O Patriarca Twal fala duro contra o assassinato do jovem palestino de 16 anos, encontrado esta manhã em Jerusalém, morto provavelmente para vingar a morte dos três estudantes judeus
Roma, 02 de Julho de 2014 (Zenit.org)
"A violência chamada violência", dizia o Papa Francisco na
mensagem transmitida pelo pe. Lombardi para comentar a descoberta dos
corpos sem vida dos três jovens israelitas, em um vilarejo ao norte de
Hebron. E, de fato, a dramática descoberta provocou uma onda de ódio e
vingança em todo o país que já causou a sua primeira vítima: Mohammad
Abu Khdeir.
Ele é mais uma vida inocente, um jovem de 16 anos do campo de
refugiados de Shuffat, cujo cadáver queimado e com sinais de violência
foi encontrado esta manhã por policiais israelitas em uma área
arborizada de Jerusalém, depois que a família havia denunciado o seu
sequestro. O assassinato mais pareceu uma vingança pela morte dos três
estudantes judeus sequestrados no dia 12 de Junho, na Cisjordânia e
encontrados mortos no dia 30 de Junho.
Contra este último episódio de violência falou com força o Patriarca
Latino de Jerusalém, mons. Fouad Twal. "Não é digno de líderes políticos
e religiosos apoiar, alimentar, fomentar a vingança - disse ele – A
vingança chama vingança, o sangue chama sangue. E os jovens inocentes
mortos, todos os jovens mortos, são como vítimas sacrificadas nos
altares diabólicos do ódio”.
O prelado – diz a agência de notícias Fides – pediu, portanto, oração
“pelos pais e os familiares de todos estes jovens sacrificados,
sequestrados e mortos”. Um verdadeiro drama considerando que “a visita
do Papa Francisco na Terra Santa e o encontro de oração acontecido no
Vaticano” – afirmou o Patriarca – “tinham alimentado tantas felizes
esperanças de paz”. Agora, pelo contrário, com o “sacrifício” dos jovens
inocentes, “o ciclo da violência em que vivemos parece reafirmar o seu
domínio com ferocidade ainda maior. Parece ser uma reacção para afastar
as esperanças que tinham sido despertadas", disse Twal. E por isto
voltou a enfatizar a necessidade de continuar a orar "para pedir o
milagre da paz, reconhecendo que o ódio e o ressentimento fazem mal a
todos.

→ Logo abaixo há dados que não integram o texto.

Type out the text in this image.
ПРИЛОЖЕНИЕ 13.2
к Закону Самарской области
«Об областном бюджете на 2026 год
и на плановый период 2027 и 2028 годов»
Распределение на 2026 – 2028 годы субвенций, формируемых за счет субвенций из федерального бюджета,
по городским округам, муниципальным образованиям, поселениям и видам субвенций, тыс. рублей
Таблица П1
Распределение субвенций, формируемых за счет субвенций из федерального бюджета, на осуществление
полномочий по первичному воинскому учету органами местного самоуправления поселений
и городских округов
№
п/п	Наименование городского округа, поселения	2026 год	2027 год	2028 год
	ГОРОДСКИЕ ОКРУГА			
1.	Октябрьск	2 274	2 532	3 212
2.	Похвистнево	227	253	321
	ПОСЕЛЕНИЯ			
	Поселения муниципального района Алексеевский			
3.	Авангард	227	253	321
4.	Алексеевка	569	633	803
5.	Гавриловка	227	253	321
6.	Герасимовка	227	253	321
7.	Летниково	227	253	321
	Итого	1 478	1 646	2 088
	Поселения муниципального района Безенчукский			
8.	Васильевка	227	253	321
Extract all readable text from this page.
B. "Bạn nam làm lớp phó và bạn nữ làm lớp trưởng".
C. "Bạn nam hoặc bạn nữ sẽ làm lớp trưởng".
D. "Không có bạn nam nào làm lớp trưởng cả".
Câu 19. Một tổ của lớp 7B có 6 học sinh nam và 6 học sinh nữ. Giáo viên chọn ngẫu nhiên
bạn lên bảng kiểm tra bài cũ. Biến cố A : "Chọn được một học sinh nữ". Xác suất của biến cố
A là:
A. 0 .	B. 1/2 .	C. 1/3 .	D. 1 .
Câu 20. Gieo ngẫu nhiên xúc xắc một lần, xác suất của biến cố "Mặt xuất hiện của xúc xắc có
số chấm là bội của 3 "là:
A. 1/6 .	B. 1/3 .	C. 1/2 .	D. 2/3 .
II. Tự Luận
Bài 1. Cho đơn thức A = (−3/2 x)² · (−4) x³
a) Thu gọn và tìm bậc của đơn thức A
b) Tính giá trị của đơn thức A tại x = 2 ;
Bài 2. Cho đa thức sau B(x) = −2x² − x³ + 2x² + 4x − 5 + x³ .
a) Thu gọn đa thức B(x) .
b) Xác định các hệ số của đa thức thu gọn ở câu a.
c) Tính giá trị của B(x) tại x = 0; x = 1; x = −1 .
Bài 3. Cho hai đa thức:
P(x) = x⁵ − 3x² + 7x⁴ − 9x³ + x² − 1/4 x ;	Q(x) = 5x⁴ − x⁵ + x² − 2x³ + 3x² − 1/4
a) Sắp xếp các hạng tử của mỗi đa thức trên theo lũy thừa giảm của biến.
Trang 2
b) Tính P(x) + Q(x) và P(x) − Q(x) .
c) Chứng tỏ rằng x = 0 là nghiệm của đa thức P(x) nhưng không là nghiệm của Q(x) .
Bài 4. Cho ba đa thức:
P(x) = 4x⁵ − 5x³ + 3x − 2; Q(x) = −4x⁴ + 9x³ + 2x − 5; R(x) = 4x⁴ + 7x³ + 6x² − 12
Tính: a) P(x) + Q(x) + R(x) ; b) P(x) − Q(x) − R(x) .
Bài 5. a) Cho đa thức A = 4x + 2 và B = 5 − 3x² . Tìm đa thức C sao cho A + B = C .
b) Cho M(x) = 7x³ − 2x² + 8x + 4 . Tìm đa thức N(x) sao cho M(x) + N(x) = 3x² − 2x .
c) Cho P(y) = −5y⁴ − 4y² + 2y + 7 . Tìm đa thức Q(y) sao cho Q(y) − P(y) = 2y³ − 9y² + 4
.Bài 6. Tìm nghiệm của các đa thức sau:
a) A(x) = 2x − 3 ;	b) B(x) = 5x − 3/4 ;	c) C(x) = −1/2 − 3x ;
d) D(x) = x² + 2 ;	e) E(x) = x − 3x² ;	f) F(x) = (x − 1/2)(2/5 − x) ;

Enquanto que a paz e o perdão fazem bem a todos”.
Na noite de ontem, terça-feira, 1 de Julho, sempre Fides informa que
centenas de colonos extremistas israelitas cruzaram o centro de
Jerusalém, e se lançaram em uma caçada árabe com duração de várias
horas, expressando assim sua raiva após o assassinato dos três jovens.
Na manhã de hoje, em Beit Hanina e Shuffat, dezenas de palestinos
entraram em confronto com a polícia israelita depois que se espalhou a
notícia da descoberta do corpo de Mohammad Abu Khdeir.
O jovem tinha sido visto enquanto estava sendo forçado a subir em um
carro em Jerusalém Oriental, a área de maioria árabe, para depois ter
sido encontrado nos bairros judeus. Os confrontos de hoje causaram três
feridos. Cinquenta jovens israelitas presos por causa dos ataques
anti-árabes. Por medo de novos distúrbios, a polícia decidiu fechar a
esplanada das mesquitas.
O primeiro-ministro Netanyahu condenou os episódios de violência
ocorridos com pouca diferença de dias um do outro, falando do último
assassinato como de um “crime hediondo" e pediu uma imediata
investigação sobre o problema. Enquanto isso, a busca dos assassinos dos
três jovens israelitas continua sem descanso pelas forças de segurança
israelita que já prenderam 42 palestinianos na Cisjordânia. (Trad.T.S.)
(02 de Julho de 2014) © Innovative Media Inc.